There is tendency for power to seek more power. Part of the genius of Western democratic societies is honoring multiple institutions that place checks and balances on each other. The primacy of the family as an enviable institution is essential to freedom. It is the only organic human institution that keeps individuals from being laid bare before the raw power of the state. If marriage is reinterpreted as a partnership between any two or more consenting adults, then it ceases to be an enviable institution. There will no longer be families; only individuals in partnerships deemed useful to the state. “Marriage” becomes just another business contract that the government regulates and chooses to allow as it best serves government purposes. Individuals are at the mercy of the state and there are no kinship ties that can protect them.
Furthermore, possibly the single biggest determining factor affecting whether or not a child grows up in poverty is whether or not they are raised in a two parent family. Marriage and family are public goods with substantial positive social consequences. The general welfare of society is tied to strong families. Those who advocate change in the marriage laws and want marriage to be a private good between consenting adults are disproportionately affluent and distant from the impact marriage has on less affluent people, particularly children. It is the empowerment of narcissism over the public good, especially for children.
Many advocates of revising marriage laws trivialize the traditionalists as bigoted enemies of freedom. When this passion springs from compassion over the plight of gay persons I can appreciate the sentiment that wants to come to the aid of people who have been trivialized and demonized by society. Nevertheless, whether intended or not, it is the marriage revisionists that are undercutting the family; the single greatest obstacle to totalitarianism and the chief promoter of the public good.

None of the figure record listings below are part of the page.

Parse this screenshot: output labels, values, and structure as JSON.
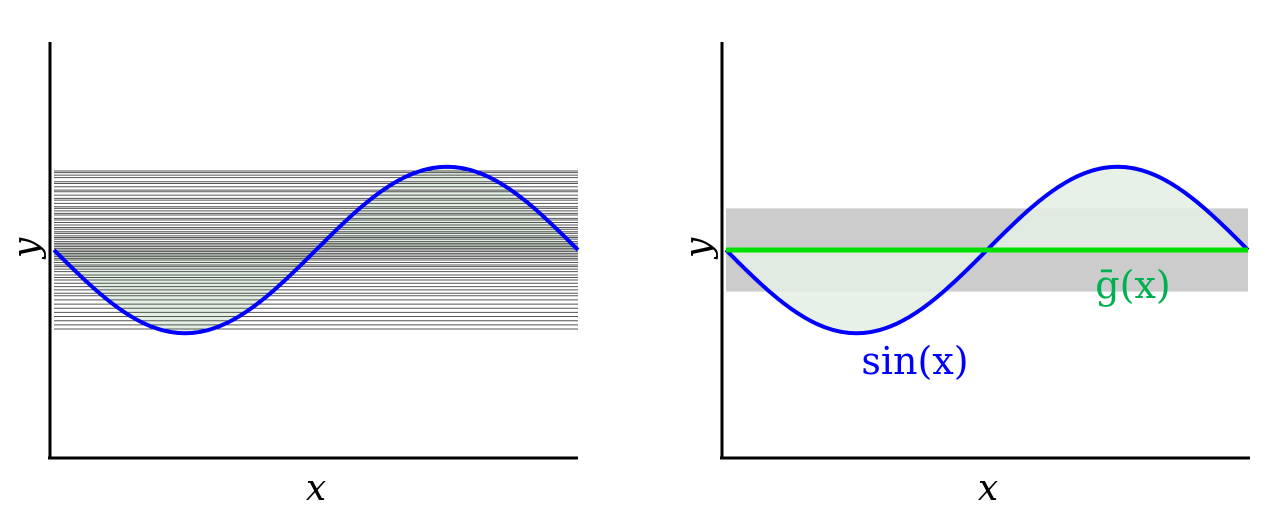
{
  "chart_data": [
    {
      "type": "line",
      "panel": "left",
      "xlabel": "x",
      "ylabel": "y",
      "xlim": [
        -3.14159,
        3.14159
      ],
      "ylim": [
        -2.5,
        2.5
      ],
      "grid": false,
      "series": [
        {
          "function": "sin(x)",
          "x": [
            -3.14159,
            -2.356,
            -1.571,
            -0.785,
            0,
            0.785,
            1.571,
            2.356,
            3.14159
          ],
          "y": [
            0,
            -0.707,
            -1,
            -0.707,
            0,
            0.707,
            1,
            0.707,
            0
          ],
          "color": "#0000ff"
        }
      ],
      "horizontal_lines_y": [
        0.95,
        0.93,
        0.9,
        0.87,
        0.82,
        0.8,
        0.76,
        0.72,
        0.7,
        0.66,
        0.62,
        0.6,
        0.56,
        0.52,
        0.5,
        0.47,
        0.44,
        0.42,
        0.38,
        0.36,
        0.33,
        0.3,
        0.27,
        0.25,
        0.22,
        0.2,
        0.17,
        0.15,
        0.13,
        0.1,
        0.08,
        0.06,
        0.04,
        0.02,
        0.0,
        -0.02,
        -0.04,
        -0.06,
        -0.08,
        -0.1,
        -0.12,
        -0.15,
        -0.18,
        -0.2,
        -0.23,
        -0.26,
        -0.3,
        -0.33,
        -0.36,
        -0.4,
        -0.44,
        -0.48,
        -0.52,
        -0.55,
        -0.6,
        -0.65,
        -0.7,
        -0.75,
        -0.8,
        -0.85,
        -0.9,
        -0.95
      ],
      "hline_color": "#555555",
      "fill_color": "#e3eee3"
    },
    {
      "type": "line",
      "panel": "right",
      "xlabel": "x",
      "ylabel": "y",
      "xlim": [
        -3.14159,
        3.14159
      ],
      "ylim": [
        -2.5,
        2.5
      ],
      "grid": false,
      "band": [
        -0.5,
        0.5
      ],
      "band_color": "#cccccc",
      "series": [
        {
          "name": "sin(x)",
          "function": "sin(x)",
          "x": [
            -3.14159,
            -2.356,
            -1.571,
            -0.785,
            0,
            0.785,
            1.571,
            2.356,
            3.14159
          ],
          "y": [
            0,
            -0.707,
            -1,
            -0.707,
            0,
            0.707,
            1,
            0.707,
            0
          ],
          "color": "#0000ff"
        },
        {
          "name": "ḡ(x)",
          "x": [
            -3.14159,
            3.14159
          ],
          "y": [
            0,
            0
          ],
          "color": "#00e000"
        }
      ],
      "fill_color": "#e3eee3",
      "label_sin_color": "#0000ff",
      "label_g_color": "#00b050"
    }
  ]
}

(Note: If the issues surrounding family, public policy and culture are of interest to you I highly recommend William" Beau" Weston's blog The Gruntled Center: Family and Faith for Centrists.)
Speaking of The Gruntled Center, he had a posting yesterday called The Scary Children of Goodridge that kind of made one of the points of this chapter.
Posted by: Denis Hancock | Mar 25, 2006 at 03:52 PM
Thanks for pointing this out. I just went over and post a comment.